Clareview Station is decorated with a piece entitled "One Long Autumn", a gel transfer onto plexiglass imitating sepia prints.

==Around the station==
- Clareview Town Centre
- Northeast Community Health Centre
- York
- Clareview Recreation Centre

==Clareview Transit Centre==

The Clareview Transit Centre is located on the east (known as "East Clareview") and west (known as "West Clareview") sides of the LRT station. The sides are connected to the station by a pedestrian underpass, that also connects to the LRT station. This transit centre features many amenities including park and ride, bike racks, passenger drop off area, large shelter and pay phone. The LRT station adjacent includes a snack shop and washrooms.

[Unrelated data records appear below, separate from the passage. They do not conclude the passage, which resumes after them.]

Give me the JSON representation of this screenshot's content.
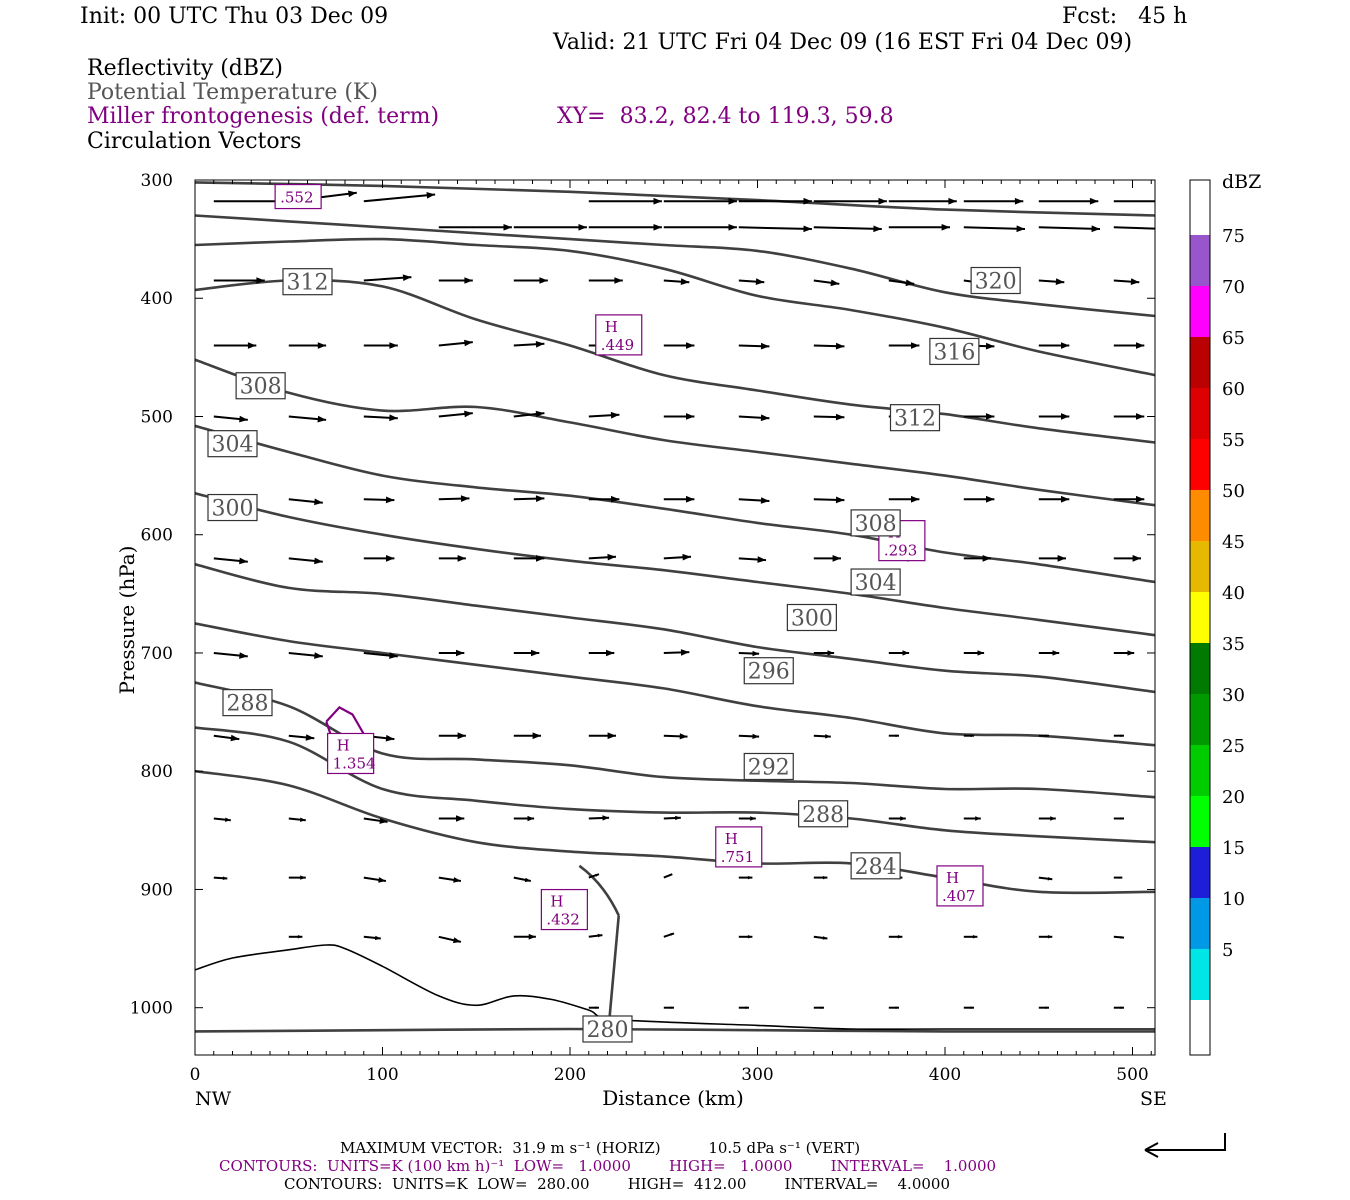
{
  "header": {
    "init": "Init: 00 UTC Thu 03 Dec 09",
    "fcst": "Fcst:   45 h",
    "valid": "Valid: 21 UTC Fri 04 Dec 09 (16 EST Fri 04 Dec 09)"
  },
  "fields": {
    "reflectivity": "Reflectivity (dBZ)",
    "theta": "Potential Temperature (K)",
    "miller": "Miller frontogenesis (def. term)",
    "xy": "XY=  83.2, 82.4 to 119.3, 59.8",
    "circulation": "Circulation Vectors"
  },
  "colors": {
    "theta_line": "#404040",
    "frontogenesis": "#800080",
    "vector": "#000000",
    "terrain": "#000000"
  },
  "chart_data": {
    "type": "cross-section",
    "ylabel": "Pressure (hPa)",
    "xlabel": "Distance (km)",
    "x_ticks": [
      "0",
      "100",
      "200",
      "300",
      "400",
      "500"
    ],
    "x_tick_values": [
      0,
      100,
      200,
      300,
      400,
      500
    ],
    "y_ticks": [
      "300",
      "400",
      "500",
      "600",
      "700",
      "800",
      "900",
      "1000"
    ],
    "y_tick_values": [
      300,
      400,
      500,
      600,
      700,
      800,
      900,
      1000
    ],
    "xlim": [
      0,
      512
    ],
    "ylim": [
      1040,
      300
    ],
    "end_labels": {
      "left": "NW",
      "right": "SE"
    },
    "theta_contours": [
      {
        "level": 280,
        "label": "280",
        "points": [
          [
            0,
            1020
          ],
          [
            100,
            1019
          ],
          [
            200,
            1018
          ],
          [
            300,
            1019
          ],
          [
            400,
            1020
          ],
          [
            512,
            1020
          ]
        ]
      },
      {
        "level": 284,
        "label": "284",
        "points": [
          [
            0,
            800
          ],
          [
            50,
            812
          ],
          [
            100,
            840
          ],
          [
            150,
            860
          ],
          [
            200,
            868
          ],
          [
            250,
            872
          ],
          [
            300,
            878
          ],
          [
            350,
            878
          ],
          [
            400,
            890
          ],
          [
            450,
            902
          ],
          [
            512,
            902
          ]
        ]
      },
      {
        "level": 288,
        "label": "288",
        "points": [
          [
            0,
            763
          ],
          [
            50,
            775
          ],
          [
            100,
            815
          ],
          [
            150,
            825
          ],
          [
            200,
            832
          ],
          [
            250,
            835
          ],
          [
            300,
            835
          ],
          [
            350,
            840
          ],
          [
            400,
            850
          ],
          [
            450,
            855
          ],
          [
            512,
            860
          ]
        ]
      },
      {
        "level": 292,
        "label": "292",
        "points": [
          [
            0,
            725
          ],
          [
            50,
            745
          ],
          [
            100,
            785
          ],
          [
            150,
            790
          ],
          [
            200,
            795
          ],
          [
            250,
            805
          ],
          [
            300,
            808
          ],
          [
            350,
            810
          ],
          [
            400,
            815
          ],
          [
            450,
            815
          ],
          [
            512,
            822
          ]
        ]
      },
      {
        "level": 296,
        "label": "296",
        "points": [
          [
            0,
            675
          ],
          [
            50,
            690
          ],
          [
            100,
            700
          ],
          [
            150,
            710
          ],
          [
            200,
            720
          ],
          [
            250,
            730
          ],
          [
            300,
            745
          ],
          [
            350,
            755
          ],
          [
            400,
            768
          ],
          [
            450,
            770
          ],
          [
            512,
            778
          ]
        ]
      },
      {
        "level": 300,
        "label": "300",
        "points": [
          [
            0,
            625
          ],
          [
            50,
            645
          ],
          [
            100,
            650
          ],
          [
            150,
            660
          ],
          [
            200,
            670
          ],
          [
            250,
            680
          ],
          [
            300,
            695
          ],
          [
            350,
            705
          ],
          [
            400,
            715
          ],
          [
            450,
            720
          ],
          [
            512,
            733
          ]
        ]
      },
      {
        "level": 304,
        "label": "304",
        "points": [
          [
            0,
            565
          ],
          [
            50,
            585
          ],
          [
            100,
            600
          ],
          [
            150,
            612
          ],
          [
            200,
            622
          ],
          [
            250,
            630
          ],
          [
            300,
            640
          ],
          [
            350,
            650
          ],
          [
            400,
            662
          ],
          [
            450,
            672
          ],
          [
            512,
            685
          ]
        ]
      },
      {
        "level": 308,
        "label": "308",
        "points": [
          [
            0,
            508
          ],
          [
            50,
            530
          ],
          [
            100,
            550
          ],
          [
            150,
            560
          ],
          [
            200,
            567
          ],
          [
            250,
            578
          ],
          [
            300,
            590
          ],
          [
            350,
            600
          ],
          [
            400,
            615
          ],
          [
            450,
            625
          ],
          [
            512,
            640
          ]
        ]
      },
      {
        "level": 312,
        "label": "312",
        "points": [
          [
            0,
            452
          ],
          [
            50,
            480
          ],
          [
            100,
            495
          ],
          [
            150,
            492
          ],
          [
            200,
            505
          ],
          [
            250,
            520
          ],
          [
            300,
            530
          ],
          [
            350,
            540
          ],
          [
            400,
            550
          ],
          [
            450,
            562
          ],
          [
            512,
            575
          ]
        ]
      },
      {
        "level": 316,
        "label": "316",
        "points": [
          [
            0,
            393
          ],
          [
            50,
            385
          ],
          [
            100,
            390
          ],
          [
            150,
            418
          ],
          [
            200,
            440
          ],
          [
            250,
            465
          ],
          [
            300,
            478
          ],
          [
            350,
            490
          ],
          [
            400,
            498
          ],
          [
            450,
            510
          ],
          [
            512,
            522
          ]
        ]
      },
      {
        "level": 320,
        "label": "320",
        "points": [
          [
            0,
            355
          ],
          [
            50,
            352
          ],
          [
            100,
            350
          ],
          [
            150,
            355
          ],
          [
            200,
            360
          ],
          [
            250,
            375
          ],
          [
            300,
            398
          ],
          [
            350,
            410
          ],
          [
            400,
            425
          ],
          [
            450,
            445
          ],
          [
            512,
            465
          ]
        ]
      },
      {
        "level": 324,
        "label": "",
        "points": [
          [
            0,
            330
          ],
          [
            50,
            335
          ],
          [
            100,
            340
          ],
          [
            150,
            345
          ],
          [
            200,
            350
          ],
          [
            250,
            355
          ],
          [
            300,
            360
          ],
          [
            350,
            375
          ],
          [
            400,
            395
          ],
          [
            450,
            405
          ],
          [
            512,
            415
          ]
        ]
      },
      {
        "level": 328,
        "label": "",
        "points": [
          [
            0,
            302
          ],
          [
            100,
            305
          ],
          [
            200,
            310
          ],
          [
            300,
            317
          ],
          [
            400,
            325
          ],
          [
            512,
            330
          ]
        ]
      }
    ],
    "frontogenesis_maxima": [
      {
        "label": "H",
        "value": ".552",
        "x": 55,
        "p": 314
      },
      {
        "label": "H",
        "value": ".449",
        "x": 226,
        "p": 431
      },
      {
        "label": "H",
        "value": ".293",
        "x": 377,
        "p": 605
      },
      {
        "label": "H",
        "value": "1.354",
        "x": 83,
        "p": 785
      },
      {
        "label": "H",
        "value": ".751",
        "x": 290,
        "p": 864
      },
      {
        "label": "H",
        "value": ".407",
        "x": 408,
        "p": 897
      },
      {
        "label": "H",
        "value": ".432",
        "x": 197,
        "p": 917
      }
    ],
    "frontogenesis_contours": [
      {
        "points": [
          [
            70,
            758
          ],
          [
            77,
            746
          ],
          [
            84,
            752
          ],
          [
            92,
            774
          ]
        ]
      },
      {
        "points": [
          [
            70,
            758
          ],
          [
            73,
            772
          ],
          [
            74,
            782
          ]
        ]
      }
    ],
    "terrain_line": [
      [
        0,
        968
      ],
      [
        20,
        958
      ],
      [
        50,
        951
      ],
      [
        70,
        947
      ],
      [
        80,
        950
      ],
      [
        100,
        965
      ],
      [
        130,
        990
      ],
      [
        150,
        998
      ],
      [
        170,
        990
      ],
      [
        190,
        993
      ],
      [
        210,
        1002
      ],
      [
        225,
        1010
      ],
      [
        300,
        1015
      ],
      [
        350,
        1018
      ],
      [
        400,
        1018
      ],
      [
        512,
        1018
      ]
    ],
    "terrain_vertical": [
      [
        226,
        922
      ],
      [
        221,
        1010
      ]
    ],
    "vector_columns": [
      10,
      50,
      90,
      130,
      170,
      210,
      250,
      290,
      330,
      370,
      410,
      450,
      490
    ],
    "vector_rows": [
      {
        "p": 318,
        "u": [
          4.5,
          4.0,
          4.2,
          null,
          0,
          4.3,
          4.3,
          4.3,
          4.3,
          4.0,
          3.5,
          3.5,
          3.0
        ],
        "w": [
          0,
          0.5,
          0.4,
          null,
          0,
          0,
          0,
          0,
          0,
          0,
          0,
          0,
          0
        ]
      },
      {
        "p": 340,
        "u": [
          null,
          null,
          null,
          4.3,
          4.3,
          4.3,
          4.3,
          4.3,
          4.0,
          3.6,
          3.6,
          3.6,
          3.0
        ],
        "w": [
          null,
          null,
          null,
          0,
          0,
          0,
          0,
          -0.1,
          -0.1,
          0,
          -0.1,
          -0.1,
          -0.1
        ]
      },
      {
        "p": 385,
        "u": [
          3.0,
          null,
          2.8,
          2.0,
          2.0,
          2.0,
          1.5,
          1.5,
          1.5,
          1.5,
          1.5,
          1.5,
          1.5
        ],
        "w": [
          0,
          null,
          0.2,
          0,
          0,
          0,
          -0.1,
          -0.1,
          -0.2,
          -0.2,
          -0.2,
          -0.1,
          -0.1
        ]
      },
      {
        "p": 440,
        "u": [
          2.5,
          2.2,
          2.0,
          2.0,
          1.8,
          1.8,
          1.8,
          1.8,
          1.8,
          1.8,
          1.8,
          1.8,
          1.8
        ],
        "w": [
          0,
          0,
          0,
          0.2,
          0.1,
          0,
          0,
          -0.05,
          -0.05,
          0,
          -0.05,
          0,
          0
        ]
      },
      {
        "p": 500,
        "u": [
          2.0,
          2.2,
          2.0,
          2.0,
          1.8,
          1.8,
          1.8,
          1.8,
          1.8,
          1.8,
          1.8,
          1.8,
          1.8
        ],
        "w": [
          -0.2,
          -0.2,
          -0.1,
          0.2,
          0.2,
          0.1,
          0,
          -0.1,
          -0.05,
          0,
          0,
          0,
          0
        ]
      },
      {
        "p": 570,
        "u": [
          2.0,
          2.0,
          1.8,
          1.8,
          1.8,
          1.8,
          1.8,
          1.8,
          1.8,
          1.8,
          1.8,
          1.8,
          1.8
        ],
        "w": [
          -0.2,
          -0.2,
          -0.05,
          0.05,
          0.05,
          0,
          0,
          -0.1,
          -0.05,
          0,
          0,
          0,
          0
        ]
      },
      {
        "p": 620,
        "u": [
          2.0,
          2.0,
          1.8,
          1.6,
          1.8,
          1.6,
          1.6,
          1.6,
          1.6,
          1.6,
          1.6,
          1.6,
          1.6
        ],
        "w": [
          -0.2,
          -0.2,
          0,
          0,
          0,
          0.1,
          0.1,
          -0.1,
          0,
          0,
          0,
          0,
          0
        ]
      },
      {
        "p": 700,
        "u": [
          2.0,
          2.0,
          2.0,
          1.5,
          1.5,
          1.5,
          1.5,
          1.2,
          1.2,
          1.2,
          1.2,
          1.2,
          1.2
        ],
        "w": [
          -0.2,
          -0.2,
          -0.2,
          0,
          0,
          0,
          0.05,
          -0.05,
          0,
          0,
          0,
          0,
          0
        ]
      },
      {
        "p": 770,
        "u": [
          1.5,
          1.5,
          1.8,
          1.6,
          1.6,
          1.6,
          1.4,
          1.2,
          1.0,
          0.6,
          0.6,
          0.6,
          0.6
        ],
        "w": [
          -0.2,
          -0.15,
          -0.2,
          0,
          0,
          0,
          -0.05,
          -0.05,
          -0.05,
          0,
          0,
          0,
          0
        ]
      },
      {
        "p": 840,
        "u": [
          1.0,
          1.0,
          1.4,
          1.5,
          1.2,
          1.2,
          1.0,
          1.0,
          1.0,
          1.0,
          1.0,
          1.0,
          0.6
        ],
        "w": [
          -0.1,
          -0.1,
          -0.2,
          0,
          0,
          0.05,
          0.05,
          0,
          0,
          0,
          0,
          0,
          0
        ]
      },
      {
        "p": 890,
        "u": [
          0.8,
          1.0,
          1.3,
          1.3,
          1.0,
          0.6,
          0.5,
          0.8,
          0.8,
          0.8,
          0.8,
          0.8,
          0.5
        ],
        "w": [
          -0.05,
          0,
          -0.2,
          -0.2,
          -0.2,
          0.2,
          0.2,
          0,
          0,
          0,
          0,
          -0.1,
          0
        ]
      },
      {
        "p": 940,
        "u": [
          null,
          0.8,
          1.0,
          1.3,
          1.3,
          0.8,
          0.6,
          0.8,
          0.8,
          0.8,
          0.8,
          0.8,
          0.6
        ],
        "w": [
          null,
          0,
          -0.1,
          -0.3,
          0,
          0.1,
          0.2,
          0,
          -0.1,
          0,
          0,
          0,
          -0.05
        ]
      },
      {
        "p": 1000,
        "u": [
          null,
          null,
          null,
          null,
          null,
          0.6,
          0.6,
          0.6,
          0.6,
          0.6,
          0.6,
          0.6,
          0.6
        ],
        "w": [
          null,
          null,
          null,
          null,
          null,
          0,
          0,
          0,
          0,
          0,
          0,
          0,
          0
        ]
      }
    ],
    "colorbar": {
      "title": "dBZ",
      "labels": [
        "5",
        "10",
        "15",
        "20",
        "25",
        "30",
        "35",
        "40",
        "45",
        "50",
        "55",
        "60",
        "65",
        "70",
        "75"
      ],
      "colors": [
        "#ffffff",
        "#00e5e5",
        "#0099e6",
        "#1e1ed8",
        "#00ff00",
        "#00cc00",
        "#009900",
        "#007a00",
        "#ffff00",
        "#e6b800",
        "#ff8c00",
        "#ff0000",
        "#dd0000",
        "#bb0000",
        "#ff00ff",
        "#9955cc",
        "#ffffff"
      ]
    }
  },
  "footer": {
    "max_vector": "MAXIMUM VECTOR:  31.9 m s⁻¹ (HORIZ)          10.5 dPa s⁻¹ (VERT)",
    "contours_fg": "CONTOURS:  UNITS=K (100 km h)⁻¹  LOW=   1.0000        HIGH=   1.0000        INTERVAL=    1.0000",
    "contours_theta": "CONTOURS:  UNITS=K  LOW=  280.00        HIGH=  412.00        INTERVAL=    4.0000"
  }
}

The following bus routes serve the transit centre:

West:

| To/From | Routes |
|---|---|
| Belvedere Transit Centre | 2-Owl, 53, 107 |
| Brintnell | 107, 118 |
| Coliseum Transit Centre | 2-Owl, 53, 114 |
| Capilano Transit Centre | 53 |
| Downtown | 2-Owl |
| Eaux Claires Transit Centre | 117, 118, 119 |
| Hollick-Kenyon | 118 |
| Londonderry | 54, 107, 113, 114 |
| Lake District | 119 |
| McConachie | 107 |
| Mill Woods Transit Centre | 53 |
| Northgate Transit Centre | 54, 113, 114 |
| North-West Industrial | 54 |
| Ozerna | 118 |
| Pilot Sound | 119 |
| Stadium Transit Centre | 2-Owl |
| West Edmonton Mall Transit Centre | 2-Owl, 54 |

East:

| To/From | Routes |
|---|---|
| Abbottsfield Transit Centre | 116 |
| Belvedere Transit Centre | 108 |
| Coliseum Transit Centre | 104 |
| Evergreen | 121 |
| Fraser | 121 |
| Kernohan | 108 |

The above list does not include LRT services from the adjacent LRT station.